Ich bin in den 60er geboren, und ich muß sagen dass mich dieses tägliche erinnern und einem ein schlechtes Gewissen einreden langsam tierisch irgendwo hingeht. Nächstes Jahr gedenkt man dem 68 Jahrestag usw. usw. Es vergeht kein Tag, wo nicht auf einem Sender ein Film oder Doku über dieses Thema läuft. Ich verabscheue zutiefst was diesen Menschen angetan wurde. Das darf sich auch niemals wiederholen. Aber ich mache wenn es um Greueltaten geht keinen Unterschied wem was angetan wird. Es ist jeder Mensch gleich viel Wert und hat denselben Respekt verdient!

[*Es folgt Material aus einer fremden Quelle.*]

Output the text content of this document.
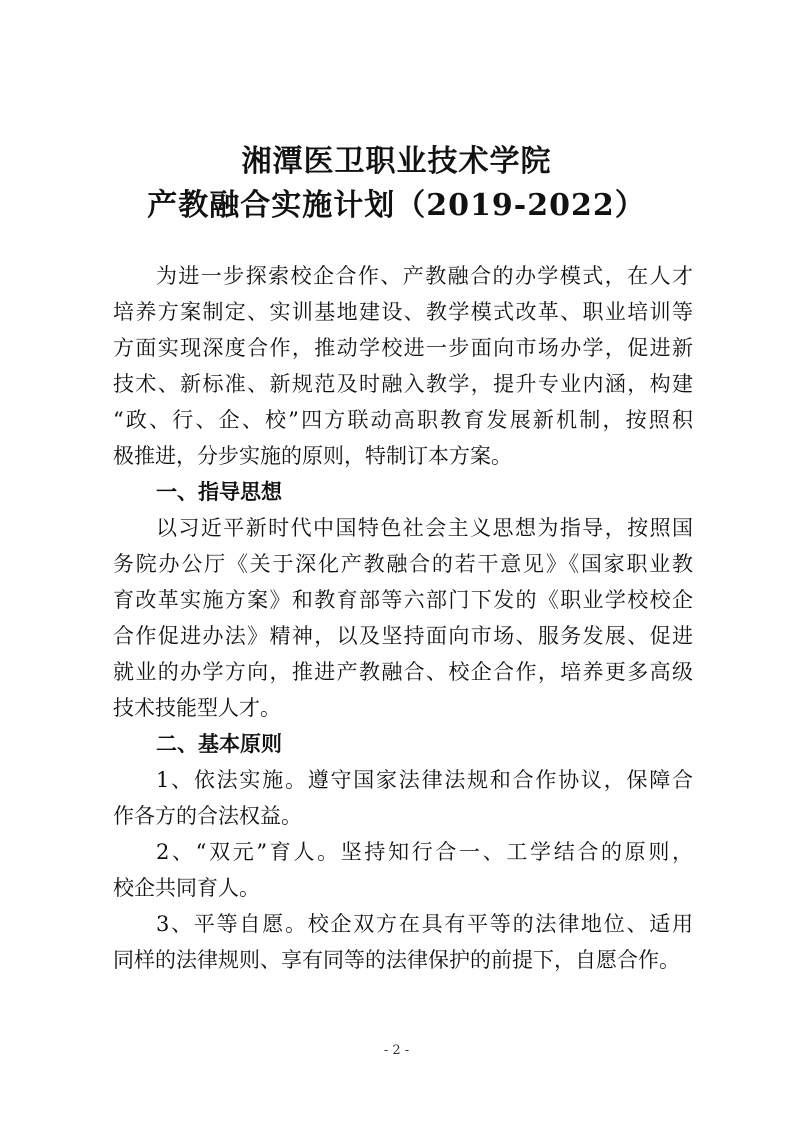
湘潭医卫职业技术学院
产教融合实施计划（2019-2022）
为进一步探索校企合作、产教融合的办学模式，在人才
培养方案制定、实训基地建设、教学模式改革、职业培训等
方面实现深度合作，推动学校进一步面向市场办学，促进新
技术、新标准、新规范及时融入教学，提升专业内涵，构建
“政、行、企、校”四方联动高职教育发展新机制，按照积
极推进，分步实施的原则，特制订本方案。
一、指导思想
以习近平新时代中国特色社会主义思想为指导，按照国
务院办公厅《关于深化产教融合的若干意见》《国家职业教
育改革实施方案》和教育部等六部门下发的《职业学校校企
合作促进办法》精神，以及坚持面向市场、服务发展、促进
就业的办学方向，推进产教融合、校企合作，培养更多高级
技术技能型人才。
二、基本原则
1、依法实施。遵守国家法律法规和合作协议，保障合
作各方的合法权益。
2、“双元”育人。坚持知行合一、工学结合的原则，
校企共同育人。
3、平等自愿。校企双方在具有平等的法律地位、适用
同样的法律规则、享有同等的法律保护的前提下，自愿合作。
- 2 -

Ich mag es aber nicht, das man schon darauf achten muß, das man nicht zufällig ein Wort aus der damaligen Zeit verwendet (nicht alle bekannt 60 Jahrgang) um als NAZI beschimpft zu werden.

Geht mir auch wohin...

aber Österreich glaubt immer noch Opfer gewesen zu sein ...den wirtschaftlichen Aufbau habe die Ösis ja geschafft.. aber moralisch verkommen wie in den 30ern...

das ewige opfer

sind schon diejenigen die damals verfolgt wurden, die glauben noch in hundert jahren davon profitieren zu koennen.

Genau das, die heutigen Menschen haben keinerlei Bezug mehr zur Judenverfolgung und dem 2. WK, das ist etwas was man gehört hat, weder ist man selbst betroffen noch ist man selbst schuldig. Man kann entsetzt sein, dass sowas vorgekommen ist, aber die Menschen haben in der Geschichte damals wie heute Gräuel begangen, wo man sich denkt, wie tief kann mensch eigentlich noch sinken... Aber es ist nun mal für uns abstrakte vergangene Geschichte, Historie, wie der 30-jährige Krieg.

Ich war damals noch nicht auf der Welt, ich bin sicher daran nicht schuldig und lasse mir auch keine Schuldgefühle einreden, was aber permanent versucht wird! Im Grunde gehört das noch immer traumatisierte jüdische Volk kollektiv auf die Psychotherapie-Couch.

Ob sich Aehnliches wiederholt interessiert die Berufsaufgeregten aber wenig.
Sich bei dem Nazi Thema wichtig machen ist einfach und ungefaehrlich.
Sich gegen Genozid, Geheim/Foltergefaengnisse etc etc zu engagieren ist viel schwieriger.
Die USA hat Pol Pot unterstuetzt.
In Falluja wurde fast jeder Mann in der Stadt ermordet. Aufregung?
Israel hat die Palaestinenser von ihrem Land vertrieben und versucht sie auszuhungern.
Weder regt das auf noch will sie ein anderer Staat aufnehmen....

Sie haben ein Beispiel vergessen:

In Österreich werden die Rechtsextremen immer dreister und schicken sich unter Wegschauen des Staates an, den Kanzler zu stellen.